How large is the harm from info-cascades? [Info-cascade series]

post by jacobjacob, Ben Pace (Benito) · 2019-03-13T10:55:38.872Z · score: 23 (4 votes) · LW · GW · 2 comments

This is a question post.

Contents

  Answers
    12 jacobjacob
None
1 comment

This is a question in the info-cascade question series [LW · GW]. There is a prize pool of up to $800 for answers to these questions. See the link above for full background on the problem (including a bibliography) as well as examples of responses we’d be especially excited to see.

___

How can we quantify the impact (harm) of info-cascades?

There are many ways in which info-cascades are harmful. Insofar as people base their decisions on the cascaded info, this can result in bad career choices, mistaken research directions, misallocation of grants, a culture that is easier to hijack by cleverly signalling outsiders (by simply “joining the bubble”), and more.

But in order to properly allocate resources to work on info-cascades we need a better model of how large the effects are, and how they compare with other problems. How can we think about info-cascades from a cost-effectiveness perspective?

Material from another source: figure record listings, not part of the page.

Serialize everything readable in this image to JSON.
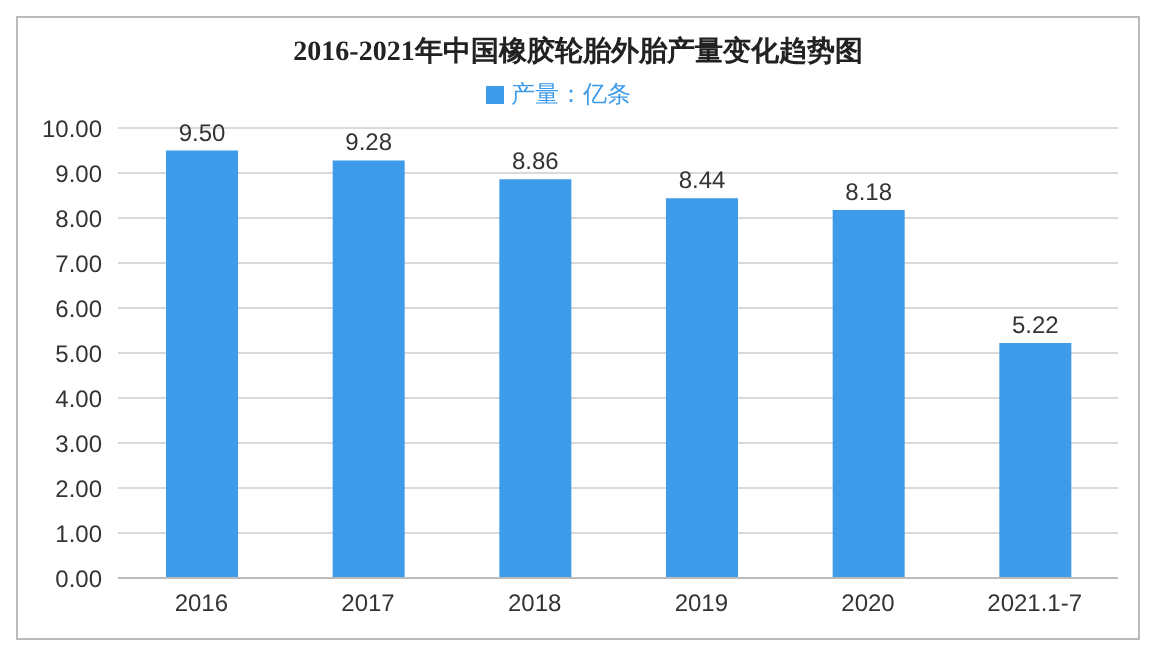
{
  "chart_data": {
    "type": "bar",
    "title": "2016-2021年中国橡胶轮胎外胎产量变化趋势图",
    "categories": [
      "2016",
      "2017",
      "2018",
      "2019",
      "2020",
      "2021.1-7"
    ],
    "series": [
      {
        "name": "产量：亿条",
        "color": "#3d9be9",
        "values": [
          9.5,
          9.28,
          8.86,
          8.44,
          8.18,
          5.22
        ],
        "value_labels": [
          "9.50",
          "9.28",
          "8.86",
          "8.44",
          "8.18",
          "5.22"
        ]
      }
    ],
    "ylim": [
      0,
      10
    ],
    "yticks": [
      {
        "value": 0,
        "label": "0.00"
      },
      {
        "value": 1,
        "label": "1.00"
      },
      {
        "value": 2,
        "label": "2.00"
      },
      {
        "value": 3,
        "label": "3.00"
      },
      {
        "value": 4,
        "label": "4.00"
      },
      {
        "value": 5,
        "label": "5.00"
      },
      {
        "value": 6,
        "label": "6.00"
      },
      {
        "value": 7,
        "label": "7.00"
      },
      {
        "value": 8,
        "label": "8.00"
      },
      {
        "value": 9,
        "label": "9.00"
      },
      {
        "value": 10,
        "label": "10.00"
      }
    ],
    "grid": "y",
    "legend": "top"
  }
}
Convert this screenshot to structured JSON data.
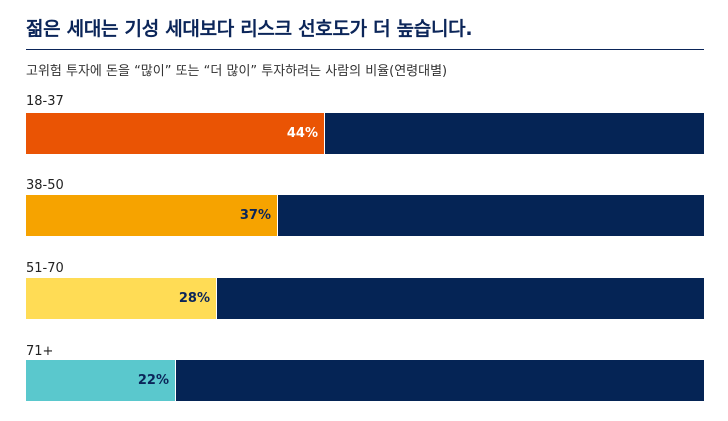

We are especially interested in answers to this question that ultimately bear on the effective altruism/rationality communities, or analyses of other institutions with insights that transfer to these communities.

As an example step in this direction, we built a Guesstimate model, which is described in an answer below.

Answers

answer by jacobjacob · 2019-03-13T10:26:49.855Z · score: 12 (4 votes) · LW · GW

Me and Ben Pace (with some help from Niki Shams) made a Guesstimate model of how much information cascades is costing science in terms of wasted grant money. The model is largely based on the excellent paper “How citation distortions create unfounded authority: analysis of a citation network” (Greenberg, 2009), which traces how an uncertain claim in biomedicine is inflated to established knowledge over a period of 15 years, and used to justify ~$10 million in grant money from the NIH (we calculated the number ourselves here).

There are many open questions about some of the inputs to our model as well as how this generalises outside of academia (or even outside of biomedicine). However, we see this as a “Jellybaby” in Douglas Hubbard’s sense -- it’s a first data-point and stab at the problem which brings us from “no idea idea how big or small the costs of info-cascades are”, to at least “it is plausible though very uncertain that the costs can be on the order of magnitude of billions of dollars, yearly, in academic grant money”.

2 comments

Comments sorted by top scores.

comment by jacobjacob · 2019-03-13T10:26:32.892Z · score: 7 (4 votes) · LW · GW

This might be an interesting pointer.

In Note-8 in the supplementary materials, Greenberg begins to quantify the problem. He defines an amplification measure for paper P as the number of citation-paths originating at P and terminating at all other papers, except for paths of length 1 flowing directly to primary data papers. The amplification density of a network is the mean amplification across its papers.

Greenberg then finds that, in the particular network analysed, you can achieve amplification density of about 1000 over a 15 year time-frame. This density grows exponentially with a doubling time of very roughly 2 years.